QUESTION:
$a$ is a factor of $10$ and $b$ is a factor of $15$.
| Column A | Column B |
|---|---|
| The smallest value that ab must be a factor of | 30 |
Is Column A greater than/ smaller than / equal to Column B?
The possible values of $a$ are $1,2,5$ (and maybe $10$ itself?). The possible values of $b$ are $1,3,5$ (and maybe $15$?). So we could have $ab$ equal to $1,2,3,5,6,10,15,25$ and maybe a bunch more if $10$ and $15$ are included. So the smallest value that $ab$ could be a factor of, well, wouldn't that be $1$? or maybe $6$ if $1$ is not allowed? Either way, Column A would be smaller than Column B. But the solution states the opposite. I don't think I understand the question. Help appreciated!
Best Answer
The answer is $150$ which is greater than $30$, we must include the case when $a=10$ and $b=15$ (since the question doesn't explicitly ask us to use only non-trivial divisors).

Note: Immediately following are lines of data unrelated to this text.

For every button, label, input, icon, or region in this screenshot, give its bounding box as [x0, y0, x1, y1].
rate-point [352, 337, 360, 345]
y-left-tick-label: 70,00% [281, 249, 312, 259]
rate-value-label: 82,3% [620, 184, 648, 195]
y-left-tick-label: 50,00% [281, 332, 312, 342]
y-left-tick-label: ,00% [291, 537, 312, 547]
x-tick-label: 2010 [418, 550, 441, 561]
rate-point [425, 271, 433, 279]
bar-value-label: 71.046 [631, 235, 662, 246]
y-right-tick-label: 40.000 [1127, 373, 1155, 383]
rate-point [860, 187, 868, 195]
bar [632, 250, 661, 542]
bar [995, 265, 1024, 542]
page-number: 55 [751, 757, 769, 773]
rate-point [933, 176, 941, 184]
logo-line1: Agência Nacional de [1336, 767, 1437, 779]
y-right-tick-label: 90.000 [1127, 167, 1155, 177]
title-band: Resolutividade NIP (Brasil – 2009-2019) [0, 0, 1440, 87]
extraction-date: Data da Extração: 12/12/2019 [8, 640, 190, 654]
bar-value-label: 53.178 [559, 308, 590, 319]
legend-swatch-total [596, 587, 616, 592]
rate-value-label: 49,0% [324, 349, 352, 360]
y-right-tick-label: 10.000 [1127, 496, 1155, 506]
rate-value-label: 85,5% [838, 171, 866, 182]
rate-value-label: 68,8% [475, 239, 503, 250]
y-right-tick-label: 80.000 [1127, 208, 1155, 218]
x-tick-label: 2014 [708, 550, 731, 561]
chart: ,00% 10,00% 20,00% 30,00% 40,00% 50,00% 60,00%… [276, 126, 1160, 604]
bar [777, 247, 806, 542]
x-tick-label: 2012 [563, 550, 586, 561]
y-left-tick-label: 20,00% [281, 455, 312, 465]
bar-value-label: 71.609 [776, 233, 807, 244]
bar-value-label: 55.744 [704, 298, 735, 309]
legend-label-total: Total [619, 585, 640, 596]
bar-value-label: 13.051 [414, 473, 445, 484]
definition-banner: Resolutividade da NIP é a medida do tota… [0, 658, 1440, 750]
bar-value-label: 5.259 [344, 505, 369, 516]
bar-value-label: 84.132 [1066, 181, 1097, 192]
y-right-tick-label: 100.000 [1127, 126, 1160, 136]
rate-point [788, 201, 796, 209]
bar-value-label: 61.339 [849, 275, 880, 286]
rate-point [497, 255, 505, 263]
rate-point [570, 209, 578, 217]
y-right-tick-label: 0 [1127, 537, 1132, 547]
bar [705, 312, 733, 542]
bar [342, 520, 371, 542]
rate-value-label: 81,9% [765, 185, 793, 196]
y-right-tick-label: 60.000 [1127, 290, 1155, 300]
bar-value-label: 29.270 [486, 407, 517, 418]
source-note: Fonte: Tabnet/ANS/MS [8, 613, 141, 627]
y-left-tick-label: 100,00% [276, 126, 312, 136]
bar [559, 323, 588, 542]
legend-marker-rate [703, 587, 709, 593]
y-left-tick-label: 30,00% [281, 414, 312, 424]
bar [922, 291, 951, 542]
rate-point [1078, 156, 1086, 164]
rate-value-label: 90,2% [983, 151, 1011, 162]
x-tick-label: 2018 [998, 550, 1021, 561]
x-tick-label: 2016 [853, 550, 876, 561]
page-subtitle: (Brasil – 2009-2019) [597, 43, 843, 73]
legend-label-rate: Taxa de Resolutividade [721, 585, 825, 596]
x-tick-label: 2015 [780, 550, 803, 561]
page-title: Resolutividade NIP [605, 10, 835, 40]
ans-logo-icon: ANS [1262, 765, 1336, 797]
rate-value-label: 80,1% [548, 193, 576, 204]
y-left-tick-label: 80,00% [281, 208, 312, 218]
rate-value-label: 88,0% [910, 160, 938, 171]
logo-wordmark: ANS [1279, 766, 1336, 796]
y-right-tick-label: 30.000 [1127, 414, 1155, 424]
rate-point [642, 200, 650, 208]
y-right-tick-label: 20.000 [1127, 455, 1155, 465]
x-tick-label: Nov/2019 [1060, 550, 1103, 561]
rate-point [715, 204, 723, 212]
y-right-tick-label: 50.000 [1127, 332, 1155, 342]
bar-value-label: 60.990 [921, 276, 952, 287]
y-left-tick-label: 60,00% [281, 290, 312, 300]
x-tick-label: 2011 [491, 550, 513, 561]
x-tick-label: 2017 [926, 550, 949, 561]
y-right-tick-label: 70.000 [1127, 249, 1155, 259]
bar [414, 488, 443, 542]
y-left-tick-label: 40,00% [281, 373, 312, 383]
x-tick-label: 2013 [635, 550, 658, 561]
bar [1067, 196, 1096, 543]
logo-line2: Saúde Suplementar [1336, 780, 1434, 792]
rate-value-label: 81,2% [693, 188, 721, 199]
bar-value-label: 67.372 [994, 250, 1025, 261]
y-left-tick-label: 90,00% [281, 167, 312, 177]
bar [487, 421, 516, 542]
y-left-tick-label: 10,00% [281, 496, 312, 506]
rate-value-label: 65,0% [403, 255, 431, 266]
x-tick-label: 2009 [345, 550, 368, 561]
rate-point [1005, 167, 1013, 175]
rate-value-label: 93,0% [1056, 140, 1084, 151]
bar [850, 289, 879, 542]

A justification of the above statement is as follows:
The set of all possible values for the product $ab$ is $\{1,2,3,5,6,10,15,25,30,50,75,150\}$. Now suppose the smallest value that $ab$ must be a factor of were less than $150$, take for instance that it was $75$, then if $ab=150$, we'd have the contradiction that $150$ is not a factor of $75$. We can extend this line of reasoning to any other number $<150$. Thus the only number that satisfies the requirements is $150$.
Hope this has convinced you!